Yes, on flax linen and leather before and more importantly on cotton linen after to clean the blade completely of any soap, skin, blood water or oxidation and dry it.
If you look at your bevels with magnification, after you wipe them down before putting the razor away, you will see all the above on the bevels and edge. All of that will oxidize/rust and eat the bevel and edge.
Stropping is your last chance to perfect an edge before it touches your face. Proper stropping is way underrated.
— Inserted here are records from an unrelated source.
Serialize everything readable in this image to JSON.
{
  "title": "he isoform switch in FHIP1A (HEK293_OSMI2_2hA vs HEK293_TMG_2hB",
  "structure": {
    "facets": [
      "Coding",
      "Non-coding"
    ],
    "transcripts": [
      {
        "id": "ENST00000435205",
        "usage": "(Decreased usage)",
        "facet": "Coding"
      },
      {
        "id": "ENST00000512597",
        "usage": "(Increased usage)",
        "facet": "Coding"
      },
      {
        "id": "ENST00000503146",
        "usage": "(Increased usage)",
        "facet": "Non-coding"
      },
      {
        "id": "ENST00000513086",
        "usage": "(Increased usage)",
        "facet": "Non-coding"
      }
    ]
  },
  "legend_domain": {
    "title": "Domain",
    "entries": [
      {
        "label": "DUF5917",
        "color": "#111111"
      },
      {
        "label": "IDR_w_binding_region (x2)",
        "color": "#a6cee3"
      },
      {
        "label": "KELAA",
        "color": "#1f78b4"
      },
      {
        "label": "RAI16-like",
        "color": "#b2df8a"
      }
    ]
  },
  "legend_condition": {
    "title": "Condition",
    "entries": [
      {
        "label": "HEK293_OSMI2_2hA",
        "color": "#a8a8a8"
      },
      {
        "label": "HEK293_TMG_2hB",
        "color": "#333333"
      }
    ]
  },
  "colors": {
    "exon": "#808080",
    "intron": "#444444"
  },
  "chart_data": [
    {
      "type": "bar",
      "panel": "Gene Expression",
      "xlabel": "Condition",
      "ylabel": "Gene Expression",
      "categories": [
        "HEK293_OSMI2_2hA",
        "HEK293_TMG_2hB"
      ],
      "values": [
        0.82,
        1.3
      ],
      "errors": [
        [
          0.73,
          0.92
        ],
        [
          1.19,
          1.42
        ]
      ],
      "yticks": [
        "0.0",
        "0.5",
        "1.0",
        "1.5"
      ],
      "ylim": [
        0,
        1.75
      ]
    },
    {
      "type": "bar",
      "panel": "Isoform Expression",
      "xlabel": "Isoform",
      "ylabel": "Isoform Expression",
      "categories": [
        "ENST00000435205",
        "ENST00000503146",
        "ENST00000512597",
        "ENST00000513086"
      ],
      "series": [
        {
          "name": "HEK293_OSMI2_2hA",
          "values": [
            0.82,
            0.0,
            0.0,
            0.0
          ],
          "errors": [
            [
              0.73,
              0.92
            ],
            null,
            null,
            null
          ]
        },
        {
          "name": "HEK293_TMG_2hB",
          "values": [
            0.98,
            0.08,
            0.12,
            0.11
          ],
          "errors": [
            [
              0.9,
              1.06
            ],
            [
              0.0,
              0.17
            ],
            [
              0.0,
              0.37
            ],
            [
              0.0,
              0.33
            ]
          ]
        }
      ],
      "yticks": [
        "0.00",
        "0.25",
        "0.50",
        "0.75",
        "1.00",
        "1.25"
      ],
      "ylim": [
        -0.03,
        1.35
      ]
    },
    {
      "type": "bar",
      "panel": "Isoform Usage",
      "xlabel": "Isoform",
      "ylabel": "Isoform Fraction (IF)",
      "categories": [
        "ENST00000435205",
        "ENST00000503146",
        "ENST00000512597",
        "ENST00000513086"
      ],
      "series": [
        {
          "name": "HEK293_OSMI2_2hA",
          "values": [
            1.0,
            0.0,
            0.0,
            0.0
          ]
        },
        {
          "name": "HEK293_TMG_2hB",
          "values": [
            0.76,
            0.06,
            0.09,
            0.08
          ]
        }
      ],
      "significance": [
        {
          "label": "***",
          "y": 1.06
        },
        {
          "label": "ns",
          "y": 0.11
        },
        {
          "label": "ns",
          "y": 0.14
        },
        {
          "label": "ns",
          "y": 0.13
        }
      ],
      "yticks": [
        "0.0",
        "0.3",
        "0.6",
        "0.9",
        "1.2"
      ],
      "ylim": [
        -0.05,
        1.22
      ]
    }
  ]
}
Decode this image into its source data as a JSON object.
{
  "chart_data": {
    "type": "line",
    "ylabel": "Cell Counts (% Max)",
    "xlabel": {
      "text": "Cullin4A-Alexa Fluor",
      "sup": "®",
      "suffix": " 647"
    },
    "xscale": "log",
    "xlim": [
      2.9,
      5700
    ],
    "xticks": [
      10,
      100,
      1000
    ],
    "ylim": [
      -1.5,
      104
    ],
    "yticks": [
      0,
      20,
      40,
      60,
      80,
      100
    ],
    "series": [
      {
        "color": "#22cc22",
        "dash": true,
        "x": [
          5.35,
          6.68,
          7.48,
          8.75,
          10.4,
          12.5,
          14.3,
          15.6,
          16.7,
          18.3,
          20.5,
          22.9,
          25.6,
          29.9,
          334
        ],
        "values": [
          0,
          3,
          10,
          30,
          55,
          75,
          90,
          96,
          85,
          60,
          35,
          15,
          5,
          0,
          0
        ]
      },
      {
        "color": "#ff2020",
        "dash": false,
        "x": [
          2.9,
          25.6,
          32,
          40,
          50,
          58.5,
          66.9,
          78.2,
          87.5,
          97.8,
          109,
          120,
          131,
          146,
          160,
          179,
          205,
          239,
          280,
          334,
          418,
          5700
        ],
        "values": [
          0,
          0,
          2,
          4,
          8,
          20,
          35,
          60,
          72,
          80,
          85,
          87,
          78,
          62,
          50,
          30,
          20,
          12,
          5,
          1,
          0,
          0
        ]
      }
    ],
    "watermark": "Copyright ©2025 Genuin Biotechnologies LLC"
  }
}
To really demonstrate what stropping does for the edge, try shaving without stropping for a couple days. The edge will most likely get increasing tuggy during the first shave. I don't expect the edge to be even shavable after 2 or 3 shaves. It may even make you want to re-hone, but if you do you will most likely be in the same predicament because the edge started failing.
I suffered the woes of improper stropping and ineffective stropping. ( I frequently suffer from frequent assumptions, misinterpretations, cranial flatulence) It took me an embarrassingly long time to "get it" and get squared away. If you use magnification, you can actually see your strop cleaning up the apex. That helped me "get it" also.
Learn to love the fabric component, I had trouble embracing the zoop noises and it held me back.
Cheap out on a learning strop and learn. Then spend as much as you can on a really good strop and enjoy...
So yes, strop daily and stop well..... In fact, your entire straight shaving experience will depend on it.
I always strop before a shave. I go by the sound of the razor on the strop, not a set number of laps. Sometimes I do 10 laps, other times I'll do upwards of 60 or 70.
Different razors need more or less stropping. I find Swedish and Japanese razors need more than Sheffield or Solingen blades, but that is just my opinion based on personal observation.
If it matters, I use a homemade kangaroo leather strop.
For me, 30 laps on linen followed by 60 laps on leather before the first shave and then the same between each subsequent shave. Whether you strop before or after shaving matters. You want to at least strop the edge on cloth after each shave to remove any water and shmutz to avoid any oxidation on the edge.